Well I had my day at college where they set you up with all the crap like timetables and I got a USB flash stick for taking work there. I decided to stick it in to see what was on it and there was some documents + a windows backdoor trojan virus thingy with an autorun.inf pointing right at it! Stick that in an unprotected pc and it will infect itself 

I am glad I use a Mac


----------



## davebz (Aug 30, 2006)

Were you given that from the school or did you buy it?  If you bought it like that, I'd send a nasty-gram to the manufacturer or at least a warning.  Another idea would be to call one of the local t.v.(news) stations and I'm sure they'd jump right on that story!


----------



## Graeme43 (Aug 30, 2006)

It was included in the pack for my computing couse which is them giving it to me. I'm gonna have to use smelly dells  If I had to buy it I would just use my shuffle instead


----------



## nixgeek (Aug 30, 2006)

Graeme43 said:


> Well I had my day at college where they set you up with all the crap like timetables and I got a USB flash stick for taking work there. I decided to stick it in to see what was on it and there was some documents + a windows backdoor trojan virus thingy with an autorun.inf pointing right at it! Stick that in an unprotected pc and it will infect itself
> 
> I am glad I use a Mac



I heard about this USB stick exploit on PaulDotCom Security Weekly some weeks back.  Maybe it was a way of showing students to whatever class you took that gave those out about security.  Some teachers are crazy like that you know...


----------



## lurk (Aug 30, 2006)

nixgeek said:


> I heard about this USB stick exploit on PaulDotCom Security Weekly some weeks back.  Maybe it was a way of showing students to whatever class you took that gave those out about security.  Some teachers are crazy like that you know...
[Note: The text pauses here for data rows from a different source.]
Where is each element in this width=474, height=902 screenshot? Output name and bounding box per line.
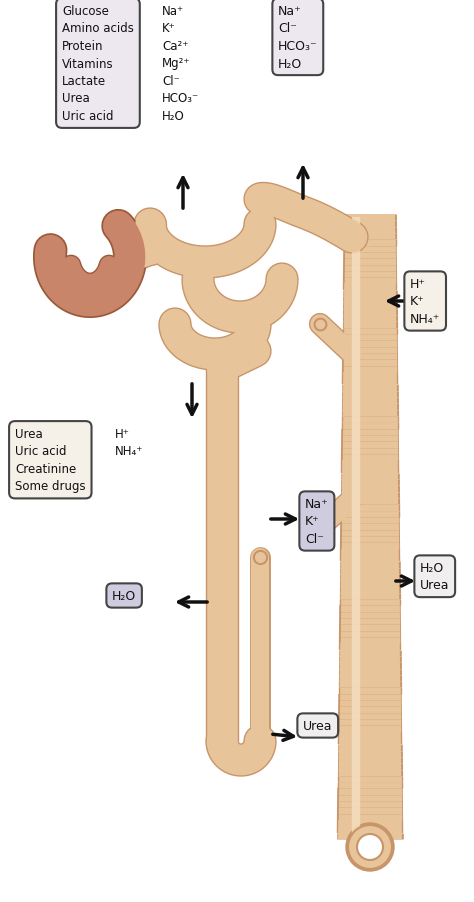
Text: Urea: Urea: [303, 719, 332, 732]
Circle shape: [346, 824, 394, 871]
Text: Na⁺
Cl⁻
HCO₃⁻
H₂O: Na⁺ Cl⁻ HCO₃⁻ H₂O: [278, 5, 318, 70]
Text: Na⁺
K⁺
Ca²⁺
Mg²⁺
Cl⁻
HCO₃⁻
H₂O: Na⁺ K⁺ Ca²⁺ Mg²⁺ Cl⁻ HCO₃⁻ H₂O: [162, 5, 199, 123]
Text: Na⁺
K⁺
Cl⁻: Na⁺ K⁺ Cl⁻: [305, 497, 329, 546]
Text: Glucose
Amino acids
Protein
Vitamins
Lactate
Urea
Uric acid: Glucose Amino acids Protein Vitamins Lac…: [62, 5, 134, 123]
Circle shape: [348, 825, 392, 869]
Text: Urea
Uric acid
Creatinine
Some drugs: Urea Uric acid Creatinine Some drugs: [15, 428, 86, 493]
Text: H⁺
NH₄⁺: H⁺ NH₄⁺: [115, 428, 143, 458]
Text: H₂O: H₂O: [112, 589, 136, 603]
Text: H⁺
K⁺
NH₄⁺: H⁺ K⁺ NH₄⁺: [410, 278, 440, 326]
Text: H₂O
Urea: H₂O Urea: [420, 561, 449, 592]
Circle shape: [357, 834, 383, 860]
I have nothing to add I am just playing with the new quote style ;-)


----------



## Graeme43 (Aug 30, 2006)

lurk said:


> I have nothing to add I am just playing with the new quote style ;-)



You never even got the smiley right


----------



## lurk (Aug 30, 2006)

I use the original Smiley(tm) it has a nose not like these new lazy noseless version the kids came up with because they were too lazy to type the hyphen 

(Before the site upgrade ";-)" used to turn into a little apple smiley but I guess that is gone.)


----------



## Graeme43 (Aug 30, 2006)

lurk said:


> I use the original Smiley(tm) it has a nose not like these new lazy noseless version the kids came up with because they were too lazy to type the hyphen
> 
> (Before the site upgrade ";-)" used to turn into a little apple smiley but I guess that is gone.)


----------



## mdnky (Sep 3, 2006)

nixgeek said:


> Maybe it was a way of showing students to whatever class you took that gave those out about security.  Some teachers are crazy like that you know...
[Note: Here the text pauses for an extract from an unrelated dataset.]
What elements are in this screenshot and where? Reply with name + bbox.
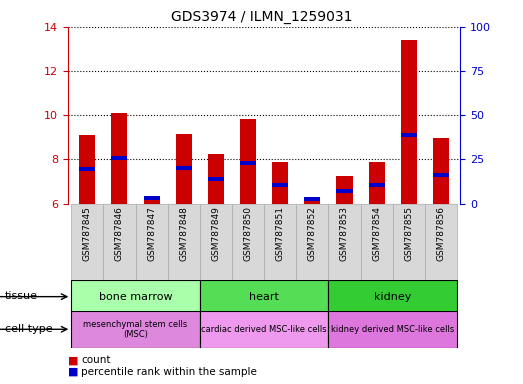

I'd call it criminal and illegal if a professor did that.  Stupid and lawsuit might also be good descriptions to use.


----------



## nixgeek (Sep 3, 2006)

mdnky said:


> I'd call it criminal and illegal if a professor did that.  Stupid and lawsuit might also be good descriptions to use.



I would probably agree, but if a teacher has tenure or if it was described in this class (especially if it's a security class) somewhere in the syllabus or something, then I guess that would be a way of informing someone.  I'm sure if this was intended then the teacher would most likely give those students the solution to remove said issue without any adverse effects.

Common sense tells you to never insert something into a slot if you know nothing about it.  Practice safe....computing. 

That, or the teacher is just plain stupid.


----------



## Graeme43 (Sep 3, 2006)

Well it was given out a week before the course starts  so its not as if you get the solution next day and its rated as medium damage


----------



## davebz (Sep 9, 2006)

nixgeek said:


> Common sense tells you to never insert something into a slot if you know nothing about it.  Practice safe....computing.



The same applies for electrical appliances, especially traveling from a 120 volt country to a 230 volt country.  My mother knocked out the electricity on an entire floor of an Italian hotel using nothing more than a contact lens sterilizer! 

Needless to say she needed a new pair of lenses.


----------